Similar to the target sentence, masker sentences were randomly generated for each test trial; words were randomly selected from each category, excluding the words used in the target sentence. Thus, the Chinese masker could be “Xiaozhang saw Two Blue kumquats,” “Xiaodeng took Eight Green papayas,” etc. (competing keywords in italics). The maskers were male talkers who were different from the target talker (mean F0 across all words = 143 and 178 Hz, respectively). The duration of the words used to generate the target and masker sentence varied slightly across categories and talkers. As such, after generating the target and masker sentences, the masker sentence duration was normalized in real-time to have the same duration as the target without affecting pitch using SoundTouch software (https://codeberg.org/soundtouch/soundtouch).
Recognition of target keywords was measured in the presence of nine different maskers, which differed in terms of spectrotemporal properties and in terms of lexical meaningfulness. Maskers included:
No F0/no lexical cues
(1) SSN: Speech spectrum noise. SSN was spectrally matched to the average spectrum across all 50 words from the target talker. (2) 4HZ: SSN gated at 4 Hz interruption rate. Gating was implemented using a 50% duty cycle and 100% modulation depth with no ramping or damping applied. (3) ENV: Envelope masker. For each trial, after generating a masker sentence, the temporal envelope of the masker sentence was extracted in real-time by using half-wave rectification and lowpass filtering at 500 Hz with a slope of 24 dB/octave. The envelope was used to modulate SSN, and the long-term root-mean-square (RMS) amplitude was equalized to be the same as the source masker sentence. (4) BAB: 6-talker speech babble (Dreschler et al., 2001). The babble masker does not contain lexical cues, distinct F0 information, or harmonic structure, but does preserve the temporal characteristics of speech (Stronks et al., 2020). (5) REV: One time-reversed male speech masker different from the male target talker (mean F0 across all words = 143 Hz). For each trial, before generating the masker sentence, each of the words was time-reversed. (6) REV-REV: Two time-reversed male speech maskers that are different from the male target talker. For each trial, before generating each masker sentence, each of the words in each masker sentence was time-reversed. (7) FOR: One time-forward speech masker different from the male target talker. (8) FOR-FOR: Two time-forward speech maskers that are different from the male target talker. (9) FOR-REV: One time-forward male masker and one time-reversed male masker. For each trial, for the reversed speech masker, before generating the masker sentence, each of the words in the masker sentence was time-reversed.
F0/no lexical cues
F0/lexical cues
The SSN masker was spectrally matched to the average spectrum across all 50 words from the target talker and was thus expected to produce maximal energetic masking. The 4HZ and ENV maskers had the same average spectrum as the SSN masker, but contained temporal fluctuations. The average spectrum of the remaining maskers (BAB, REV, REV-REV, FOR, FOR-FOR, FOR-REV) overlapped the spectrum of the SSN masker. The long-term spectral envelope of the target sentence and all maskers are shown in Figure 1.

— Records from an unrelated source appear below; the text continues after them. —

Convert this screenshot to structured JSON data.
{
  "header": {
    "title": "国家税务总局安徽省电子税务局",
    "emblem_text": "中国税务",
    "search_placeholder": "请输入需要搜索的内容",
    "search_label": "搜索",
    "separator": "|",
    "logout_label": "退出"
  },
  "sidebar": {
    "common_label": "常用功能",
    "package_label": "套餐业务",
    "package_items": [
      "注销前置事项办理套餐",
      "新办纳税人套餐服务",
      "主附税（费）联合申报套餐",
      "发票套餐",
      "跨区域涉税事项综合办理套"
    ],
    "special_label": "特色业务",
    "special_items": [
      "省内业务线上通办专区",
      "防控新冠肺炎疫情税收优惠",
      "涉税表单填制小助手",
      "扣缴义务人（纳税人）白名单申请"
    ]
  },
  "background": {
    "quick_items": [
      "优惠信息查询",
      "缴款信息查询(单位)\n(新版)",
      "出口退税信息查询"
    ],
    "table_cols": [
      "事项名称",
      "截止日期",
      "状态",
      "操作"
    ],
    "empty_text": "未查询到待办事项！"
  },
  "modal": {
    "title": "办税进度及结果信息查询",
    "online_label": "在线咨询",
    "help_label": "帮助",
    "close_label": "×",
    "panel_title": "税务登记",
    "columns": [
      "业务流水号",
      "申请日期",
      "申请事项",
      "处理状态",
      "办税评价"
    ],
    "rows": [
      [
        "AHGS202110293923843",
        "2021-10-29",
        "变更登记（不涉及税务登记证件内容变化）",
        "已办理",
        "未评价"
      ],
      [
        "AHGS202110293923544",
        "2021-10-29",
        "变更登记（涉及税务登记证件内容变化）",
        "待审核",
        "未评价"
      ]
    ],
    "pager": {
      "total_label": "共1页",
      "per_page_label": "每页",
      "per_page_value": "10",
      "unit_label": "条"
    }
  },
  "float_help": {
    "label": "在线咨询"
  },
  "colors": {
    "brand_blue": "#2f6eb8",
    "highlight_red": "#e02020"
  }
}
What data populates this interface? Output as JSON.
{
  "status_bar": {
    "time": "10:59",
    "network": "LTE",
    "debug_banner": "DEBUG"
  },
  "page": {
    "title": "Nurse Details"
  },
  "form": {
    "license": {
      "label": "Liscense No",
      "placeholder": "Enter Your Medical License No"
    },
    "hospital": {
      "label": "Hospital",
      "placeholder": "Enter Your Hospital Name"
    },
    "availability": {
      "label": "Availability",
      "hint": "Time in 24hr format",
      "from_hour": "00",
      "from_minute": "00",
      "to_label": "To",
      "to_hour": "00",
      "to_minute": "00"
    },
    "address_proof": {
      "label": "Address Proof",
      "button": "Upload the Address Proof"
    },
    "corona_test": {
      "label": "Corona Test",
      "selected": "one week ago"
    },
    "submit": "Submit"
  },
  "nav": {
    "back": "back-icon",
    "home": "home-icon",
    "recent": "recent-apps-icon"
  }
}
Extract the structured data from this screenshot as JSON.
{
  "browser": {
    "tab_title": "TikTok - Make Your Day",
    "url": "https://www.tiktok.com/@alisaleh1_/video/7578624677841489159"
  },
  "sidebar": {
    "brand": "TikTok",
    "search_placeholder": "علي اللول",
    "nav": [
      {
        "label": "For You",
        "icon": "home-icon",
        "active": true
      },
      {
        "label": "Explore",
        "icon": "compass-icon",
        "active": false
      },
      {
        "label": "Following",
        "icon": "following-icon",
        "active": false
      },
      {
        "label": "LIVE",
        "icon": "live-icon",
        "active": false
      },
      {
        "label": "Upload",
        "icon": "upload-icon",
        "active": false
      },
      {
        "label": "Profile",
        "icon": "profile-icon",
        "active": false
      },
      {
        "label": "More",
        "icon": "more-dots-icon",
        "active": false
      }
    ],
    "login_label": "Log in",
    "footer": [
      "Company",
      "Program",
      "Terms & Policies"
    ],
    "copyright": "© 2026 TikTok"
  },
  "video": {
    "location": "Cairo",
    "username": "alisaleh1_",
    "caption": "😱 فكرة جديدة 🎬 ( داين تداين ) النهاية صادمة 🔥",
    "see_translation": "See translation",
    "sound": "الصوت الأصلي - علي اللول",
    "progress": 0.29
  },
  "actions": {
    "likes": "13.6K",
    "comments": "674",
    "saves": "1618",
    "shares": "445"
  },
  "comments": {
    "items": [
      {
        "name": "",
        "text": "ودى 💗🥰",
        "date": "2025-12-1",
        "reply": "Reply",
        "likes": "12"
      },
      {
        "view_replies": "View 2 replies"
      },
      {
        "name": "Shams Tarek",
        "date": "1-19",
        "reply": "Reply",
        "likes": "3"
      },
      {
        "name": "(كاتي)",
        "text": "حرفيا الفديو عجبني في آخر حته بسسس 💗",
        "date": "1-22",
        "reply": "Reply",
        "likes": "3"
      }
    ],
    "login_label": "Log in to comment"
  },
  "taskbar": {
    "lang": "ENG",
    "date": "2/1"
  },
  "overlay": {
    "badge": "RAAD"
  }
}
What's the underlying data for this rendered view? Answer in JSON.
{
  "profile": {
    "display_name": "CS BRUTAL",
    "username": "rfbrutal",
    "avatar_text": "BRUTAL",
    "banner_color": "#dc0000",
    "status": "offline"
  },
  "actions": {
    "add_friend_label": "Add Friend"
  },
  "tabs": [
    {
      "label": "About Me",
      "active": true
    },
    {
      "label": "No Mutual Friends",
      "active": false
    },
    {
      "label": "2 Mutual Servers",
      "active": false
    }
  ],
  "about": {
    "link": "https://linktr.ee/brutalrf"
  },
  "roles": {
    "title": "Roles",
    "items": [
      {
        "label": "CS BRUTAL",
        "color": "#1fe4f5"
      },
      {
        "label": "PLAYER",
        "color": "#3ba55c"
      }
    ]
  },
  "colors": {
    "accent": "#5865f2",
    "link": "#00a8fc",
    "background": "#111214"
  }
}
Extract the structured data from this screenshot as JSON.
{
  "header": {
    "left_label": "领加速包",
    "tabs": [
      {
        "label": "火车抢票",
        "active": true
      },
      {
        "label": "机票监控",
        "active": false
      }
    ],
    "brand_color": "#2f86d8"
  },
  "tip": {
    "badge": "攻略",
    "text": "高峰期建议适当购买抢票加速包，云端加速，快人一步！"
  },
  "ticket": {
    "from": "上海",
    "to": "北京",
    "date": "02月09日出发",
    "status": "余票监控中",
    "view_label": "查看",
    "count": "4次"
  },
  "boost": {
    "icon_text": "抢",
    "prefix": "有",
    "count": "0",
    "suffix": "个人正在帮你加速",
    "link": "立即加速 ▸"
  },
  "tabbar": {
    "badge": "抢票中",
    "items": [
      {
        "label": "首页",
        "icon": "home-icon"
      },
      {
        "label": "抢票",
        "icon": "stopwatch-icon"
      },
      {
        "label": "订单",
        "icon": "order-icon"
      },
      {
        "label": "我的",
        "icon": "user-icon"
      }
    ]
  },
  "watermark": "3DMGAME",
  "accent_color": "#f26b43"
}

The long-term spectral envelope for the target and all maskers.
The maskers differed in terms of long-term temporal envelope properties. Figure 2 shows the waveforms mixed at 0 dB long-term SNR for the target (red) and different maskers.

Examples of the waveforms mixed at 0 dB SNR for the target (red) and different maskers (black); the spectrograms for the different maskers are shown at right.
Glimpse Model
To quantify the amount of glimpsing available for the different maskers, the glimpse proportion was estimated by using the local SNR as the glimpse detection criterion (Cooke, 2006). Glimpses were estimated using the ideal time-frequency segregation (ITFS) method (Brungart et al., 2006), which is based on an ideal binary mask (Wang, 2005). The local SNR with each time-frequency unit was calculated as the RMS difference between the target and masker for 10-ms windows across 128 frequency channels using the short-time Fourier transform (Li & Loizou, 2008). Time-frequency units with a local SNR higher than a local criterion (in dB) were defined as target-dominated units, while others were defined as masker-dominated units. In the present study, the local criterion was set to 0 dB (i.e., the long-term SNR between target and masker signal), so glimpses were simply defined as the proportion of time-frequency units in which the local SNRs were higher than the long-term SNR.
For each masker, the mean glimpse proportion was estimated by averaging the glimpse proportion across 20 sentences. Figure 3 shows boxplots of glimpse proportion as a function of masker type. The SSN masker had the least glimpsing (16%). The 4HZ masker had regular temporal dips within which to glimpse the target, allowing for the most glimpsing (51%). A one-way analysis of variance (ANOVA) was performed on the mean glimpse proportion values shown in Figure 3, with masker type (SSN, 4HZ, ENV, BAB, REV, REV-REV, FOR, FOR-REV, FOR-FOR) as the within-subject factor. Results showed a significant effect for masker type (F8,179 = 411.0, p < .001). Post-hoc Bonferroni pairwise comparisons showed significant differences among all maskers (p < .001), except among the 4HZ, FOR, REV maskers and the REV-REV, FOR-REV, and FOR-FOR maskers.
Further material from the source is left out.